Marie, de quelle manière avez-vous abordé le rôle de Paulette ?

M.B : Avec beaucoup de curiosité, comme j’essaie de le faire à chaque fois que je travaille un rôle. Quand on me propose un rôle, je vais toujours d’abord vers ce que ce rôle a de différent de moi, ce que je vais devoir créer, inventer. C’est ça qui m’intéresse dans ce métier : cette possibilité de se glisser dans des peaux tellement différentes de soi. Avec Paulette, j’avais plusieurs choses à construire. Paulette est dans la même démarche que moi : aller vers les autres, ressentir des choses nouvelles, s’extraire de sa vie. Il y avait une mise en abyme, et plus je travaillais ce personnage, plus cela me paraissait évident. Cette recherche de connexion avec les autres, de compréhension qui va au-delà de l’intellect, jusqu’à la sensation. Et c’est ça le travail de comédien.

Il y a des scènes très fortes, notamment celle où vous avouez votre homosexualité à vos parents. Où va-t-on chercher des émotions comme celles-ci ?
M.B : Les partenaires jouent énormément. Vous n’avez quasiment rien à faire quand les autres en face de vous font tout. C’est ça que j’aime particulièrement au théâtre ou au cinéma : ce n’est pas un art solitaire. Au cinéma, ça va encore plus loin, car tout cela n’est rien sans le montage, sans le traitement de la lumière, etc. Il y a ce bonheur de se dire qu’on n’est pas seul pour raconter cette histoire. Ces scènes-là, qui sont intenses, de rencontres, de chocs, lorsqu’on a les bons partenaires, on en redemande.

Parmi vos partenaires justement, Jérémie Galiana (Paul). Vous partagez l’écran ensemble. Une vraie alchimie se dégage entre vous deux avec, là aussi, de magnifiques scènes où le rapport aux corps est tendre et émouvant.

M.B : Dans ce film, les deux personnages sont tout le temps ensemble. Il y a peu de personnages. Tout repose sur eux. Donc, avoir la chance de passer autant de temps avec son partenaire de jeu, c’est génial. Ce n’est pas toujours le cas ; parfois, on se retrouve à devoir jouer des amis de longue date avec des acteurs sur deux jours seulement. Là, pouvoir être un mois et demi entier avec lui, c’était formidable, ça crée un lien naturel et une complicité très rapidement. Ici aussi, vous n’avez plus rien à faire.

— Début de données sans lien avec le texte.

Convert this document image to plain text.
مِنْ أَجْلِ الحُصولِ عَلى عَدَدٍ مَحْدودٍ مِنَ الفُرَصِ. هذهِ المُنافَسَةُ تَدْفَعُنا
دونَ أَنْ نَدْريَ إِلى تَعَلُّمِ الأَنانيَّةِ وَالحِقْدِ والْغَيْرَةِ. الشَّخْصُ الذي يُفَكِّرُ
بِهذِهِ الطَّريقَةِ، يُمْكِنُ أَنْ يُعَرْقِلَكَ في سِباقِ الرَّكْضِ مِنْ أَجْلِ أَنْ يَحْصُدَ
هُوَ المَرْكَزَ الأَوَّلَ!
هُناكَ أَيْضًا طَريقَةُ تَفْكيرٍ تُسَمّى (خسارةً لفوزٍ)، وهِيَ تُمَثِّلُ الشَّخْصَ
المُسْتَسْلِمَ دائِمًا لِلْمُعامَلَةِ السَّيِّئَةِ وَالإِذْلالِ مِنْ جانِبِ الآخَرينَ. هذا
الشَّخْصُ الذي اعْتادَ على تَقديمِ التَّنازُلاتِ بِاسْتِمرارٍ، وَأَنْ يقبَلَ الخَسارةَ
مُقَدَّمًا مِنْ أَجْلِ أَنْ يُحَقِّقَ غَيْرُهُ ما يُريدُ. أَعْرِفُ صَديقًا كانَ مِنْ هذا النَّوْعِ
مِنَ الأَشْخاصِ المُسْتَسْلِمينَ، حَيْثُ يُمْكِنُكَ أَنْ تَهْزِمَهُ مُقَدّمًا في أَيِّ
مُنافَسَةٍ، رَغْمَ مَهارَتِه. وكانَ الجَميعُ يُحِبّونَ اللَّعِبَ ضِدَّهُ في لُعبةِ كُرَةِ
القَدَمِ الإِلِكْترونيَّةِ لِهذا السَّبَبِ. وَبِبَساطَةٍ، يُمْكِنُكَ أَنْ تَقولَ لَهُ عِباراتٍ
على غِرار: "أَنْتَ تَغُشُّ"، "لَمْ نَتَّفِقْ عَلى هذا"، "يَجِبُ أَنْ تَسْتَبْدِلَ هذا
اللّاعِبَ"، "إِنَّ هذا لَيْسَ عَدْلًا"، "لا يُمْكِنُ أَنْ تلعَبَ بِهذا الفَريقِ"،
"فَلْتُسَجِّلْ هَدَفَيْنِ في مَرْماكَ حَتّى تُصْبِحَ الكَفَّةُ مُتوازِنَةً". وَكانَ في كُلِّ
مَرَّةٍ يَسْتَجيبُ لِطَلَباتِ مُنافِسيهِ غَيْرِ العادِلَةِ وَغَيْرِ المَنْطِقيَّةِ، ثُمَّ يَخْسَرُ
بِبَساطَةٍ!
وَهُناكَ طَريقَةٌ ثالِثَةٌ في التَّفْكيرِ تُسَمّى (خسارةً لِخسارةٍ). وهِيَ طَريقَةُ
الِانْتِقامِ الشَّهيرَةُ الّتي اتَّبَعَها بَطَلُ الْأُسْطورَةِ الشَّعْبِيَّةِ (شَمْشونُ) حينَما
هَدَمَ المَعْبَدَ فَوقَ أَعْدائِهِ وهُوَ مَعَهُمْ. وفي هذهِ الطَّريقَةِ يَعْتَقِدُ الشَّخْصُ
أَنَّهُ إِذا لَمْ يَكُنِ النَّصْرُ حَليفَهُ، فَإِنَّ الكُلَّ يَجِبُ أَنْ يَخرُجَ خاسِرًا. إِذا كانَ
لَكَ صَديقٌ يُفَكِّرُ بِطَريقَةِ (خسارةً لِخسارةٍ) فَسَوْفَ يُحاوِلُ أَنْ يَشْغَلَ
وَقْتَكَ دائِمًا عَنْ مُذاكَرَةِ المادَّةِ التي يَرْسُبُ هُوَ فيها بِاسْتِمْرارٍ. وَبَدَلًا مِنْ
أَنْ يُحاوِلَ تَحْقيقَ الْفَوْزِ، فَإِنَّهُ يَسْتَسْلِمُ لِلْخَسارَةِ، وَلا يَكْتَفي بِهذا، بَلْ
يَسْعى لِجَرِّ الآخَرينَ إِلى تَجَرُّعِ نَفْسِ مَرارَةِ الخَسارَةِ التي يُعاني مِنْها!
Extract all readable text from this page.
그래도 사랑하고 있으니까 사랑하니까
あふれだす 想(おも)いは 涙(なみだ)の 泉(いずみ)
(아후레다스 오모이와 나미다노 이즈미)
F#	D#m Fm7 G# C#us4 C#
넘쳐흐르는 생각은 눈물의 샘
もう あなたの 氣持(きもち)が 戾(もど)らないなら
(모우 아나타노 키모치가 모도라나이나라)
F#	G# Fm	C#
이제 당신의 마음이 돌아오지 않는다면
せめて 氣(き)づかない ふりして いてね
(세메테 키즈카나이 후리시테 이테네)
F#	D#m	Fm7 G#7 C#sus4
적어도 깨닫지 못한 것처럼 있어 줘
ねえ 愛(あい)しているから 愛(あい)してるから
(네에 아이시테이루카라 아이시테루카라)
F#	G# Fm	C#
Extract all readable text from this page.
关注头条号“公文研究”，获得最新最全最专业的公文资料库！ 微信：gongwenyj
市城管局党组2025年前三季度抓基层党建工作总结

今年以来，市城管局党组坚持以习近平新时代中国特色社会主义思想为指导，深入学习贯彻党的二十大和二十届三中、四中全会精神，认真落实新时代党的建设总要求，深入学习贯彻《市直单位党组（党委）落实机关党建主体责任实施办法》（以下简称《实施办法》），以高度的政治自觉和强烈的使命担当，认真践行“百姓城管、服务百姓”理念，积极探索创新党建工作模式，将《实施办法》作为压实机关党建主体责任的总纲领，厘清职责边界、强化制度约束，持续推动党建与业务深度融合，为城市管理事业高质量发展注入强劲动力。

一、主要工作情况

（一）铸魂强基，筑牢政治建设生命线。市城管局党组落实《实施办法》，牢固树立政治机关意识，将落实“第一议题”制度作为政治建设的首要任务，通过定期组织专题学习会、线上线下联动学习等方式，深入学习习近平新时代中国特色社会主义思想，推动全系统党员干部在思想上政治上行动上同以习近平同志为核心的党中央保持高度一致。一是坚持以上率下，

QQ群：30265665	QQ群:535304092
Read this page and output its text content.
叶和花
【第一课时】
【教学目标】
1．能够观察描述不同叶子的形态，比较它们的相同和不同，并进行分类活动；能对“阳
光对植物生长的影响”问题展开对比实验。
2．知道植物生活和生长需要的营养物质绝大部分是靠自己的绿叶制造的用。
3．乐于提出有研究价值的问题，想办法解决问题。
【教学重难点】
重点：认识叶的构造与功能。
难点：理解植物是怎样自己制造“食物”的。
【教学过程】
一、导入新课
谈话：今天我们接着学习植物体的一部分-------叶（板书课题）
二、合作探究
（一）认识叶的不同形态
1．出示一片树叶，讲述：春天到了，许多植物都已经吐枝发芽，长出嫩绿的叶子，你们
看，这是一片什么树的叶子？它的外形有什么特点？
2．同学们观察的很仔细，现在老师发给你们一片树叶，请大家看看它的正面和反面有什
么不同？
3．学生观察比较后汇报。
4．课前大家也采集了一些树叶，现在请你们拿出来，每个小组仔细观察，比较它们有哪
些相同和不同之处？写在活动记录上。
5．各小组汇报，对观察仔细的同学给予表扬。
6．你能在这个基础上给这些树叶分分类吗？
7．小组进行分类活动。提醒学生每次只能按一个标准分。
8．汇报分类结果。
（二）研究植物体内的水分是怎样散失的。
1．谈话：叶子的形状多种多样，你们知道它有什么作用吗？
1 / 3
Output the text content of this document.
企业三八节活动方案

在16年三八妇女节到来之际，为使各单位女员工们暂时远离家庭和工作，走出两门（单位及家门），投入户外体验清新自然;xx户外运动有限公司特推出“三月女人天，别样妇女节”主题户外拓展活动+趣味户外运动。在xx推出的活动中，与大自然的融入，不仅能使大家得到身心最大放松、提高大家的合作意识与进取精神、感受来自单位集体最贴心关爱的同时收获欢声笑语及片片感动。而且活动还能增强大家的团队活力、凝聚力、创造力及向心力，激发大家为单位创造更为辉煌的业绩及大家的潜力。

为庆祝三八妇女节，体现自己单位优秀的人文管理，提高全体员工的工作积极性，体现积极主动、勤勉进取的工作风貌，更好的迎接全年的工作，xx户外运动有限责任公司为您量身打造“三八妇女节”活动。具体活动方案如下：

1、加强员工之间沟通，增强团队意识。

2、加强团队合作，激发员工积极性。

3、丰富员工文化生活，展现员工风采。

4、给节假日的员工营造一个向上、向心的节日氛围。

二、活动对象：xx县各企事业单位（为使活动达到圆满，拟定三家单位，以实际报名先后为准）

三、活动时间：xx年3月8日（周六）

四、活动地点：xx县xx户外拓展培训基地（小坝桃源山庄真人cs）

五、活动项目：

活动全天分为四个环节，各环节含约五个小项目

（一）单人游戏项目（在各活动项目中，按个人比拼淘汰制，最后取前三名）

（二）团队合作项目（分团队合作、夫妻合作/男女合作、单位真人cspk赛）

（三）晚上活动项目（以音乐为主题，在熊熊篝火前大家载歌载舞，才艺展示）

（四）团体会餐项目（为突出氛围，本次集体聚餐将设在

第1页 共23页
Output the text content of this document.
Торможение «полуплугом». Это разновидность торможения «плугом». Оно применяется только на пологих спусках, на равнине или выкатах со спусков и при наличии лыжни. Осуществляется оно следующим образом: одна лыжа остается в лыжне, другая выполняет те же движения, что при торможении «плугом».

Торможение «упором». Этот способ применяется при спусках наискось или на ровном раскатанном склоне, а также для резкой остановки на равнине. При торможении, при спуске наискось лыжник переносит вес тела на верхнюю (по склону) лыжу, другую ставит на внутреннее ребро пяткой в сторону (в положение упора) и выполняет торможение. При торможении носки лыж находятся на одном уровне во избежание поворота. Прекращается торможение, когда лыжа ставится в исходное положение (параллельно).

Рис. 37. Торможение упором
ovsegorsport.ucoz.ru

Sur le rapport au corps et l’intimité, c’est grâce à l’œil de Jethro. Il avait l’intuition et le savoir de ce qu’il voulait.

Jérémie et moi venons du théâtre, et les rapports au corps, la confrontation dans l’espace, le contact ne nous font pas peur. C’est agréable d’être avec un partenaire qui n’a pas peur, qui sait naturellement se placer par rapport à soi.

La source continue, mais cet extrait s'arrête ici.